Say I have the following expression which I would like to integrate over the variable z from 0 to L.
import sympy as sp
mdot, D, R, alpha, beta, xi, mu0, q, cp, Tin, L = sp.symbols("\dot{m}, D, R, alpha, beta, xi, mu_0, q, c_p, T_in, L", real=True, positive=True, constant=True)
z = sp.symbols("z", real=True, positive=True)
n = sp.Symbol("n", real=True)
firstexpr = 8 * mdot**2 * R / (sp.pi**2 * D**5) * (alpha + beta * (sp.pi * D * mu0 / (4 * mdot))**xi * (q * z / (mdot * cp) + Tin)**(n * xi)) * (q * z / (mdot * cp) + Tin)

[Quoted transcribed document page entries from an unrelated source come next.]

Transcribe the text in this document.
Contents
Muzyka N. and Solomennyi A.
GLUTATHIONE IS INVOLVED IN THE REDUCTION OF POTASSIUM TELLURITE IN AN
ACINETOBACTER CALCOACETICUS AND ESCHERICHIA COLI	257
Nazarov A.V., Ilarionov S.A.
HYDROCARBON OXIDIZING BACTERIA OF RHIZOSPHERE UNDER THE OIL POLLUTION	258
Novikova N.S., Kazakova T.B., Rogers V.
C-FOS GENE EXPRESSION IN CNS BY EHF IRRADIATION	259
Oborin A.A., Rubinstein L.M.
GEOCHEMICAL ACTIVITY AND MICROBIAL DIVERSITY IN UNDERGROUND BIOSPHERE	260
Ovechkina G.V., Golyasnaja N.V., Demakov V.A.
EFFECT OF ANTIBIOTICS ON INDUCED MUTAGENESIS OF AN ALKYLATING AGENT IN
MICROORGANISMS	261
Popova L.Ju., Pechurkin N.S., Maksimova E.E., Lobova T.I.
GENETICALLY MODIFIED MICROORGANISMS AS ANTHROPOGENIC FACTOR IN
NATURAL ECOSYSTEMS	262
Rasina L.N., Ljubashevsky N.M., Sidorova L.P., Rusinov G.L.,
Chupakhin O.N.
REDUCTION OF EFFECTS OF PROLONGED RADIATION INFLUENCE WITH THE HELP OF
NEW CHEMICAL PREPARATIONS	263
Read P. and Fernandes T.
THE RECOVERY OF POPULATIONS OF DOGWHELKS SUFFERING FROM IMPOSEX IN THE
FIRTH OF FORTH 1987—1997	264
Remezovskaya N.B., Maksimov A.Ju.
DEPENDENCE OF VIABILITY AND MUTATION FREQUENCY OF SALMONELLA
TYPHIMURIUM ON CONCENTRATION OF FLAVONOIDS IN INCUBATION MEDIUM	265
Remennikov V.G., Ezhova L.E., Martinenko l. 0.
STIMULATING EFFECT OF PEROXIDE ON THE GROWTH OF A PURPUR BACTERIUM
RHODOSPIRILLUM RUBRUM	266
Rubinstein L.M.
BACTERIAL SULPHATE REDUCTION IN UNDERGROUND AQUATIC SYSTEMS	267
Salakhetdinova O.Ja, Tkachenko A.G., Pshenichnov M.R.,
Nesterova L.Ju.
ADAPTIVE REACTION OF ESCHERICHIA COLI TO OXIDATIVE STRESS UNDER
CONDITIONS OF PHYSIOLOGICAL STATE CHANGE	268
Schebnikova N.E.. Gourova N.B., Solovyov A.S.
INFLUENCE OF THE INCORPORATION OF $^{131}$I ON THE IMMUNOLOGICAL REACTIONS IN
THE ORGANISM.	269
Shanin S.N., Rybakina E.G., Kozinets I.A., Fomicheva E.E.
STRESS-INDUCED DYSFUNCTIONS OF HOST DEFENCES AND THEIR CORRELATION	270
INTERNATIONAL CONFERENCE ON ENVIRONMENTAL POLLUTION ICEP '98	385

res1 = sp.integrate(firstexpr, (z, 0, L), conds="none")
This will take forever: I had to stop the computation after 10 minutes on my pc without getting an answer.
Situation improves dramatically if I rewrite my expression so that it contains only the minimum number of constant symbols, integrating it, and finally substituting the original symbols:
a = 8 * mdot**2 * R / (sp.pi**2 * D**5)
b = beta * (sp.pi * D * mu0 / (4 * mdot))**xi
c = q / (mdot * cp)
_a, _b, _c = sp.symbols("a, b, c", real=True, positive=True, constant=True)
secondexpr = _a * (alpha + _b * (_c * z + Tin)**(n * xi)) * (_c * z + Tin)
res2 = sp.integrate(secondexpr, (z, 0, L), conds="none")
sp.simplify(res2.subs([(_a, a), (_b, b), (_c, c)]))
Why is sympy taking extremely long time in the first case? Did I miss some assumption in the creation of my symbols?